Crane also mentioned that because of the ComEd legal issues “trust has been eroded”. As a result Exelon may need to lobby harder than usual to get the FRR approved, with no guarantee that it will, resulting in possible shutdown of some nuclear plants. The relationship also factors in to the rate setting process. ComEd currently has a rate formula which bases ComEd’s allowable rate of return on US Treasury yields. With those interest rates near zero, ComEd would obviously like to move away from this formula rate mechanism to a more traditional rate negotiation.
Exelon is a 50.01% owner of three plants: R.E. Ginna and Nine Mile Point in New York and Calvert Cliffs in Maryland. The remaining interest in these plants is held by French electric company EDF (OTCPK:ECIFY) who also had a put option to sell their stake to Exelon between 1/1/2016 and 6/30/2022. EDF chose to exercise this option in 2019, so Exelon will be taking full control of these plants once a price is negotiated and regulatory approval is received. There was some discussion on the earnings call about whether Exelon would need to issue equity to finance this transaction as they could be approaching credit downgrade triggers with the rating agencies. Management insisted that there was no equity issuance in the plan this year, but since this deal could take longer than a year to close, investors should be alert to the possibility of future dilution.

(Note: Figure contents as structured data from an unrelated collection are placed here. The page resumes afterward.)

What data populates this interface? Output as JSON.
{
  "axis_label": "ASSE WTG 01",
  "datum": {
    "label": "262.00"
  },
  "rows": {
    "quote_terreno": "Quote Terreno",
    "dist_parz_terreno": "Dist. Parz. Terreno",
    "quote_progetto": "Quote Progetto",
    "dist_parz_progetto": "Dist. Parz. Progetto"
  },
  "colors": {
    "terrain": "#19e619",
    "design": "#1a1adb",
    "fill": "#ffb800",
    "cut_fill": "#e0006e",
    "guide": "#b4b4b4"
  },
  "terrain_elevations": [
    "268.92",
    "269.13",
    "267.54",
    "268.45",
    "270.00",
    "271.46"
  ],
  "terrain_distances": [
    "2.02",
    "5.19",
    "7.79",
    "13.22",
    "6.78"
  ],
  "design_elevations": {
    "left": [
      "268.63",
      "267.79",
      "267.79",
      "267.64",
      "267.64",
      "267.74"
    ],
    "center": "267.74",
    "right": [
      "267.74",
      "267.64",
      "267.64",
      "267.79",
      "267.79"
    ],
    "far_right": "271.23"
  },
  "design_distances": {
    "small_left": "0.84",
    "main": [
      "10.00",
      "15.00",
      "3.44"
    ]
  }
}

Finally, there was a question on the earnings call on whether Exelon would ever consider spinning off Generation. It was interesting that management did not rule it out, even though Generation is a key source of cash flow to fund capex at Exelon’s regulated utilities. As I touched on last year, Exelon’s valuation appears to be weighed down by Generation compared to other utility companies that focus more on transmission and distribution. Since then, Exelon’s valuation discount has grown versus some of these companies. The low valuations appear excessive compared to Exelon’s return on equity, assets, and total capital. Note that ROE and ROA are on the low end relative to peers, but not by much. ROC is in the middle of its peer group.
|P/E Non-GAAP (FWD)||13.05||17.37||20.02||17.89||31.28||17.40|
|Return on Equity||7.14%||10.72%||9.37%||7.71%||7.66%||10.05%|
|Return on Assets||2.26%||2.80%||2.38%||2.81%||3.15%||2.88%|
|Return on Total Capital||3.79%||3.98%||3.53%||3.97%||4.34%||4.23%|
Data Source: Seeking Alpha Peer Comparison Page
Exelon remains an excellent operator of its plants and regulated utilities. The bribery settlement within the company’s ComEd unit removes many legal risks, but the loss of trust with the regulators could be an issue when it comes to influencing rule-making on the PJM capacity market and rate setting. The market seems to be penalizing Exelon for its weighting toward Generation even as the company will be adding 50% of three plants to its balance sheet. The regulated utilities might receive a better valuation if Exelon could spin off Generation but I would not count on that as a catalyst to move the stock price.
Exelon stock has been trading sideways in the $35-$40 range since the pandemic, down from the $45-$50 range it was in before. Its dividend yield is in the middle of peers despite its cheapness on other valuation metrics, suggesting to me there is room to fall on any negative news. Positive catalysts that could move the stock are a resolution to the PJM capacity auction rules or a new rate case for ComEd that eliminates the benchmark to US Treasury yields. I remain long EXC but would not add here.
Disclosure: I am/we are long EXC. I wrote this article myself, and it expresses my own opinions. I am not receiving compensation for it (other than from Seeking Alpha). I have no business relationship with any company whose stock is mentioned in this article.